La Cour de cassation ne reconnait pas la tonsure
Actualités du droit - Gilles Devers, 26/01/2012
Ouhlala, on a échappé à un attentat gravissime à la laïcité... Une association diocésaine voulait faire reconnaître la première tonsure comme point de départ des droits à retraite des ecclésiastiques, mais la Cour de cassation (20 janvier 2012, n° 10-24.603 et 10-24.615) donne sa propre lecture de ce qu’est une communauté religieuse, et y inclut les années de séminaire. Gros malaise à prévoir pour les intégristes du slogan « sphère privée/sphère publique »…
L’histoire est celle d’un concitoyen qui avant d’être ordonné prêtre, avait suivi une formation dans un grand séminaire d’octobre 1965 à juin 1967. Lorsque plus tard, il avait demandé la liquidation de ses droits à pension de retraite à la caisse d’assurance vieillesse invalidité et maladie des cultes, celle-ci avait refusé de valider sa période de formation. Motif : on ne devient ecclésiastique qu’une fois les études passées, et après la première tonsure. Pour l’association diocésaine, c’est cet acte symbolique, et purement religieux, qui marque l’entrée dans la communauté religieuse, et donc l’ouverture des droits.
Pas d’accord, avait répondu l’ancien abbé, qui avait saisi la justice païenne, et la Cour d’appel de Dijon lui avait donné raison, validant les sept trimestres du temps de la formation.

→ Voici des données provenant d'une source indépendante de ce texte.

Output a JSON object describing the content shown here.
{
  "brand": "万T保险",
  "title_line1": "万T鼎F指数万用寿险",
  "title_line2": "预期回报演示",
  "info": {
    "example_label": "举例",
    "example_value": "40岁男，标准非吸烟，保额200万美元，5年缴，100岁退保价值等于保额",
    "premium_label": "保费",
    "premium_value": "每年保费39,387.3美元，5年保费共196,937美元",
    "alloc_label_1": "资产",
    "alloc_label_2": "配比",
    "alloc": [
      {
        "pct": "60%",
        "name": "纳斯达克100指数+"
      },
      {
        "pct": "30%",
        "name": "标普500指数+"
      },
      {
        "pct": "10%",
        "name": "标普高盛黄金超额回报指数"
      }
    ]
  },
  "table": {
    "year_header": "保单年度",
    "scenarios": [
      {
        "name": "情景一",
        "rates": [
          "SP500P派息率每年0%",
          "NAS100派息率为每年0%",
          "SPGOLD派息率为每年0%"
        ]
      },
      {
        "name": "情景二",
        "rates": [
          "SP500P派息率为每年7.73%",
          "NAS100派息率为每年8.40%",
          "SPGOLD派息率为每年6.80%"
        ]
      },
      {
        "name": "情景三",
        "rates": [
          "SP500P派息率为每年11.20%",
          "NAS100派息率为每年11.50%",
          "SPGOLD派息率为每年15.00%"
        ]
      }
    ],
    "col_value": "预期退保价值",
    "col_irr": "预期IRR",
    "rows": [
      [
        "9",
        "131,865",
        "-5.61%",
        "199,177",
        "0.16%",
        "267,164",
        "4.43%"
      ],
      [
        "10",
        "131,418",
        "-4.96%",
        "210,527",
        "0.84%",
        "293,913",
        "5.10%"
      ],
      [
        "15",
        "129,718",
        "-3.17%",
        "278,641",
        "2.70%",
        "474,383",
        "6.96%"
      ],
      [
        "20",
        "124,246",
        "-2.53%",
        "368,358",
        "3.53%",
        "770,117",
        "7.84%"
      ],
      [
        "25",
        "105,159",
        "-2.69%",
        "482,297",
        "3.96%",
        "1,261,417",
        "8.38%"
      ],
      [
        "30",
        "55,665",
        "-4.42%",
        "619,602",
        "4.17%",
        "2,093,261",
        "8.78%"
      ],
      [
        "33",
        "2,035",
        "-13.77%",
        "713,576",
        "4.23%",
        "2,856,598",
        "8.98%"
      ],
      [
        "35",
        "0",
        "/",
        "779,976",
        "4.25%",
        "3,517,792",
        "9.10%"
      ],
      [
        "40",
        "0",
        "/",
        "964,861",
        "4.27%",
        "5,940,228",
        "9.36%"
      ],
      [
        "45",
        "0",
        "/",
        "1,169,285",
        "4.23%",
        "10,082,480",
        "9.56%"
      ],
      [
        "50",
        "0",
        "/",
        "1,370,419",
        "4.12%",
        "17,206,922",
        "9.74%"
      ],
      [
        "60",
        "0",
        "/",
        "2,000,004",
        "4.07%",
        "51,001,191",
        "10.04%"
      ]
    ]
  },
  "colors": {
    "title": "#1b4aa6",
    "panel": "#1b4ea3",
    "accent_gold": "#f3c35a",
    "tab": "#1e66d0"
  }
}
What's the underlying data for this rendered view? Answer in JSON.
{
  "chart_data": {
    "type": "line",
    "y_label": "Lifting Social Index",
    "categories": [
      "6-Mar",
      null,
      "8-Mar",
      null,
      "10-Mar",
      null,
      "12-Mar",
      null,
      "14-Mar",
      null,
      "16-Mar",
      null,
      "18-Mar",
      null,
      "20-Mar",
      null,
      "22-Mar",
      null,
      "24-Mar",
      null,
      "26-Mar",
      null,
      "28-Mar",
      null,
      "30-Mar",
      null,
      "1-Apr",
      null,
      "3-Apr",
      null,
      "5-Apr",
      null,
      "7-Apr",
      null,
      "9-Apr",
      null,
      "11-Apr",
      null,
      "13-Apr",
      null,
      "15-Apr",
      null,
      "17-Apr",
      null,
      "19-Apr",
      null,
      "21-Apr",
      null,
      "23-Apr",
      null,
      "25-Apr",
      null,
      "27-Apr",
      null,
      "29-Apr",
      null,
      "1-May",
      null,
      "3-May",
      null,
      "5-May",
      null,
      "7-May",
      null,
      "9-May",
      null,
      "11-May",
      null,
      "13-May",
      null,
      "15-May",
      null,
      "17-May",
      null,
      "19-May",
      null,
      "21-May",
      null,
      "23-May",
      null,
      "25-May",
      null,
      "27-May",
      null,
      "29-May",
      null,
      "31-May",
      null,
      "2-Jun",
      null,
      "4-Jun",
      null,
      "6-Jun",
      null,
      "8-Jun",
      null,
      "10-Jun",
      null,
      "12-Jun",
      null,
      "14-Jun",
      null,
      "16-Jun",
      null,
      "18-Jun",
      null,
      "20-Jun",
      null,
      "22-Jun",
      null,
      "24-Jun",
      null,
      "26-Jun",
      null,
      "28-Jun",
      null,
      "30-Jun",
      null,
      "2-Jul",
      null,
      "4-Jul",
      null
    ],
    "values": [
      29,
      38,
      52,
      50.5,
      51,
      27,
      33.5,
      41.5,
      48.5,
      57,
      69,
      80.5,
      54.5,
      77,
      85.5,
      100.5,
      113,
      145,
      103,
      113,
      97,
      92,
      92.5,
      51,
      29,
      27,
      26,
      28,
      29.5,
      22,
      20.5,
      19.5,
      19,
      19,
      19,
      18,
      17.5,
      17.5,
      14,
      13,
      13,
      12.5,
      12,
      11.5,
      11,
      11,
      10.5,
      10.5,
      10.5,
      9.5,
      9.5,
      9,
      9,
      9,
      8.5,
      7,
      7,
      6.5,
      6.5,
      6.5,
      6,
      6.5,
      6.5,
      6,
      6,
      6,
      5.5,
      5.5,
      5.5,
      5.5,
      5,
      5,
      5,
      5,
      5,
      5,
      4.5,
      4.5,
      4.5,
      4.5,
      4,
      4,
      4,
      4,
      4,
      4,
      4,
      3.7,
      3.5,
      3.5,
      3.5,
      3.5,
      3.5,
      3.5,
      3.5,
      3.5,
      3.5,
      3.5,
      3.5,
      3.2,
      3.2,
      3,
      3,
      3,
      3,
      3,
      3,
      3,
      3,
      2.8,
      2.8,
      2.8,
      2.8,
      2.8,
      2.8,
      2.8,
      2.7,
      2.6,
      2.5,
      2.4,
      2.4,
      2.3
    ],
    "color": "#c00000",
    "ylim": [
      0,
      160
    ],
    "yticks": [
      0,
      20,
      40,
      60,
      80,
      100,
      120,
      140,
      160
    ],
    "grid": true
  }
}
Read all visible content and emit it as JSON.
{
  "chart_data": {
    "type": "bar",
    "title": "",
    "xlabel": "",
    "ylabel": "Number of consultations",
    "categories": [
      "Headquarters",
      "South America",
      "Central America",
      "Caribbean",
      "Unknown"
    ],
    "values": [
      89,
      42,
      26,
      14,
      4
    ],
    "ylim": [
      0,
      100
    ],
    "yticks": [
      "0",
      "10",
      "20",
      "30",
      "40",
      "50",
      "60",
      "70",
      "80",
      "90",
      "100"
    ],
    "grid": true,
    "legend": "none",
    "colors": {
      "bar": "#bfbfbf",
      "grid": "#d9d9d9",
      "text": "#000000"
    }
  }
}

En cause, l’application de l’article L. 382-15 du Code de la sécurité sociale, qui tente le mariage des droits sociaux et de la liberté de religion. Zone glissante…
Le principe est que les ministres des cultes et les membres des congrégations et collectivités religieuses relèvent du régime général de Sécurité sociale. Le droit commun, très bien. Mais problème : le droit étatique peut-il contrôler la qualité de ministre des cultes décernée par les religions ? On voit bien le débat : d’un côté la libre organisation des religions, et de l’autre la gestion égalitaire des caisses publiques…
Pour s’y retrouver, la loi a prévu la consultation d'une commission instituée auprès du Ministère des affaires sociales « comprenant des représentants de l'administration et des personnalités choisies en raison de leur compétence, compte tenu de la diversité des cultes concernés ». Une commission qui a de quoi donner des maux de tête aux adeptes de la mythique laïcité-séparation… Son travail est très utile pour donner un cadre, mais il reste des cas litigieux.
Pour la Cour d’appel, un grand séminaire, au regard du mode de vie communautaire imposé, dès leur entrée, à chacun de ses membres, réunis par une volonté commune d’approfondissement d’une croyance et d’une spiritualité partagées en vue d’exercer un ministère sacerdotal, constitue une communauté religieuse au sens du Code de la Sécurité sociale.
L’association diocésaine avait contesté cette lecture du doit devant la Cour de cassation, invoquant le libre exercice des cultes, garanti par l’article 1 de la loi du 9 décembre 1905 et l’article 9 de la Convention de sauvegarde des droits de l’homme et des libertés fondamentales. Elle reprenait à son compte l’argument sphère privée/sphère publique.
Non, répond la Cour de cassation. Pour l’établissement des droits sociaux, la justice garde un pouvoir d’appréciation « en fonction des preuves et de la nature de l’engagement religieux ».
Or, le dossier montrait un mode de vie en communauté et une activité essentiellement exercée au service de sa religion. Ainsi, notre ami devait être considéré membre de la collectivité religieuse dès son entrée au grand séminaire.
Pour la Cour de cassation, « la date d’ouverture des droits à pension de retraite ne peut être repoussée à la date de la survenance d’un événement à caractère purement religieux qu’est la cérémonie de première tonsure ».
Conclusion facile : toute autre solution reviendrait à couper les cheveux en quatre.